Computational biology and chemistry·2026

Same journal

Zadeh-based fuzzy analysis of carreau tri-hybrid nanofluid hemodynamics in a straight artery with irregular triangular stenosis.

Computational biology and chemistry·2026

Same journal

Exploring C<sub>6</sub>N<sub>6</sub> as an effective drug delivery carrier for anticancer drugs mercaptopurine and thiotepa: A DFT and MD approach.

Computational biology and chemistry·2026

Same journal

Role of Artificial Intelligence in bioinformatics: Revolutionizing molecular docking and DNA tokenization.

Computational biology and chemistry·2026

Same journal

An interpretable framework for cancer drug response prediction using integrated drug and multi-omics data with a hybrid Bi-LSTM-GRU network.
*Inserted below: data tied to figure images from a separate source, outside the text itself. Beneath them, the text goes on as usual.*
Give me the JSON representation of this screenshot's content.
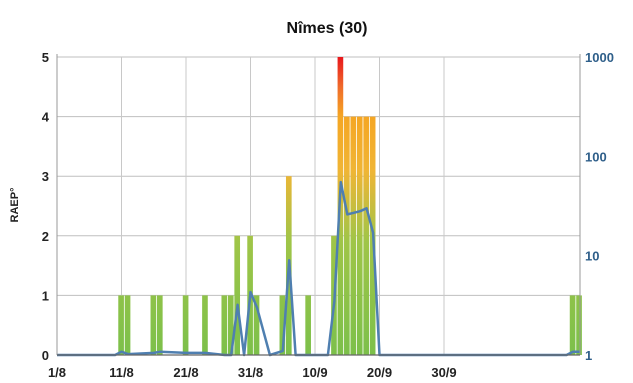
{
  "chart_data": {
    "type": "bar",
    "title": "Nîmes (30)",
    "ylabel": "RAEP°",
    "ylim": [
      0,
      5
    ],
    "y_ticks": [
      "0",
      "1",
      "2",
      "3",
      "4",
      "5"
    ],
    "x_ticks": [
      "1/8",
      "11/8",
      "21/8",
      "31/8",
      "10/9",
      "20/9",
      "30/9"
    ],
    "y2_ticks": [
      "1",
      "10",
      "100",
      "1000"
    ],
    "y2_scale": "log",
    "y2lim": [
      1,
      1000
    ],
    "grid": true,
    "bar_days": [
      {
        "day": 11,
        "value": 1
      },
      {
        "day": 12,
        "value": 1
      },
      {
        "day": 16,
        "value": 1
      },
      {
        "day": 17,
        "value": 1
      },
      {
        "day": 21,
        "value": 1
      },
      {
        "day": 24,
        "value": 1
      },
      {
        "day": 27,
        "value": 1
      },
      {
        "day": 28,
        "value": 1
      },
      {
        "day": 29,
        "value": 2
      },
      {
        "day": 31,
        "value": 2
      },
      {
        "day": 32,
        "value": 1
      },
      {
        "day": 36,
        "value": 1
      },
      {
        "day": 37,
        "value": 3
      },
      {
        "day": 40,
        "value": 1
      },
      {
        "day": 44,
        "value": 2
      },
      {
        "day": 45,
        "value": 5
      },
      {
        "day": 46,
        "value": 4
      },
      {
        "day": 47,
        "value": 4
      },
      {
        "day": 48,
        "value": 4
      },
      {
        "day": 49,
        "value": 4
      },
      {
        "day": 50,
        "value": 4
      },
      {
        "day": 60,
        "value": 0
      },
      {
        "day": 71,
        "value": 0
      },
      {
        "day": 81,
        "value": 1
      },
      {
        "day": 82,
        "value": 1
      }
    ],
    "line_series": {
      "name": "",
      "points": [
        [
          1,
          1
        ],
        [
          10,
          1
        ],
        [
          11,
          1.08
        ],
        [
          12,
          1.02
        ],
        [
          16,
          1.05
        ],
        [
          17,
          1.08
        ],
        [
          21,
          1.05
        ],
        [
          24,
          1.05
        ],
        [
          27,
          1.0
        ],
        [
          28,
          1.0
        ],
        [
          29,
          3.2
        ],
        [
          30,
          1.0
        ],
        [
          31,
          4.3
        ],
        [
          32,
          3.0
        ],
        [
          34,
          1.0
        ],
        [
          36,
          1.1
        ],
        [
          37,
          9.0
        ],
        [
          38,
          1.0
        ],
        [
          40,
          1.0
        ],
        [
          43,
          1.0
        ],
        [
          44,
          3.5
        ],
        [
          45,
          55
        ],
        [
          46,
          26
        ],
        [
          47,
          27
        ],
        [
          48,
          28
        ],
        [
          49,
          30
        ],
        [
          50,
          17
        ],
        [
          51,
          1.0
        ],
        [
          60,
          1.0
        ],
        [
          70,
          1.0
        ],
        [
          80,
          1.0
        ],
        [
          81,
          1.08
        ],
        [
          82,
          1.08
        ]
      ]
    }
  }
}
Computational biology and chemistry·2026

See all related articles

Search research articles

Related Experiment Videos

Robust data imputation.

Karlien Vanden Branden¹, Sabine Verboven

¹Joint Research Centre, TP 361, 21020 Ispra VA, Italy.
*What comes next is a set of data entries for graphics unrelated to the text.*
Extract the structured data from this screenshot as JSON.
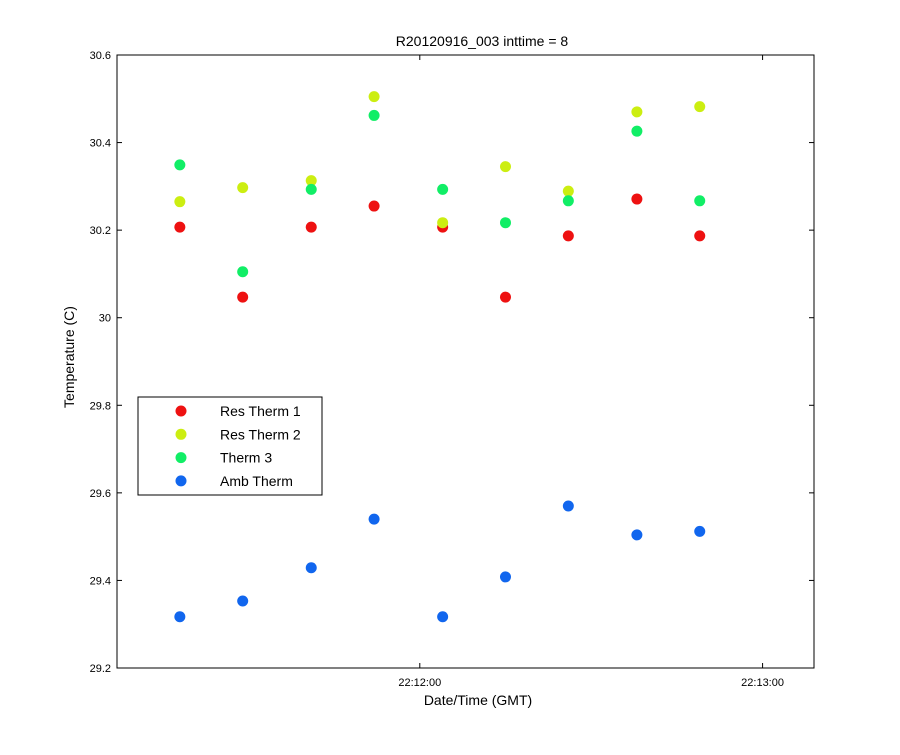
{
  "chart_data": {
    "type": "scatter",
    "title": "R20120916_003 inttime = 8",
    "xlabel": "Date/Time (GMT)",
    "ylabel": "Temperature (C)",
    "xlim": [
      "22:11:07",
      "22:13:09"
    ],
    "ylim": [
      29.2,
      30.6
    ],
    "x_ticks": [
      "22:12:00",
      "22:13:00"
    ],
    "y_ticks": [
      29.2,
      29.4,
      29.6,
      29.8,
      30,
      30.2,
      30.4,
      30.6
    ],
    "grid": false,
    "legend_position": "middle-left",
    "x": [
      "22:11:18",
      "22:11:29",
      "22:11:41",
      "22:11:52",
      "22:12:04",
      "22:12:15",
      "22:12:26",
      "22:12:38",
      "22:12:49"
    ],
    "series": [
      {
        "name": "Res Therm 1",
        "color": "#ee1111",
        "values": [
          30.207,
          30.047,
          30.207,
          30.255,
          30.207,
          30.047,
          30.187,
          30.271,
          30.187
        ]
      },
      {
        "name": "Res Therm 2",
        "color": "#ccee11",
        "values": [
          30.265,
          30.297,
          30.313,
          30.505,
          30.217,
          30.345,
          30.289,
          30.47,
          30.482
        ]
      },
      {
        "name": "Therm 3",
        "color": "#11ee66",
        "values": [
          30.349,
          30.105,
          30.293,
          30.462,
          30.293,
          30.217,
          30.267,
          30.426,
          30.267
        ]
      },
      {
        "name": "Amb Therm",
        "color": "#1166ee",
        "values": [
          29.317,
          29.353,
          29.429,
          29.54,
          29.317,
          29.408,
          29.57,
          29.504,
          29.512
        ]
      }
    ]
  }
}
Computational Biology and Chemistry

|September 6, 2008

Summary

This summary is machine-generated.

This study introduces a new robust imputation method for bioinformatics data, addressing outlier issues in gene expression data. The method improves accuracy and data cleaning for reliable statistical analysis.

Related Experiment Videos

Area of Science:

Bioinformatics
Statistical Genetics
Computational Biology

Background:

Missing data imputation is crucial in bioinformatics, particularly for gene expression data.
Existing single imputation methods often lack robustness and are sensitive to outliers.
Outliers in gene expression data can negatively impact imputed values and subsequent analyses.

Purpose of the Study:

To evaluate the performance of existing imputation techniques in the presence of outliers.
To introduce a novel robust imputation method designed to handle outliers effectively.
To demonstrate the benefits of the proposed method, including data cleaning and extension to multiple imputation.

Main Methods:

A simulation study was conducted to test various imputation techniques with outlying gene expression data.
A new robust imputation method was developed and implemented.
The method was extended to a multiple imputation approach.
A classification example was used to illustrate the method's performance.

Main Results:

Existing imputation methods showed a lack of robustness when outliers were present in gene expression data.
The newly developed robust imputation method effectively handled outliers, improving imputation accuracy.
The robust imputation procedure also demonstrated data cleaning capabilities.
The multiple imputation extension of the robust method effectively addressed the uncertainty of imputed values.

Conclusions:

Robust imputation methods are essential for accurate analysis of gene expression data containing outliers.
The proposed robust imputation method offers improved performance over existing techniques.
The method provides a valuable tool for data cleaning and reliable statistical inference in bioinformatics.
The multiple imputation extension enhances the handling of imputation uncertainty.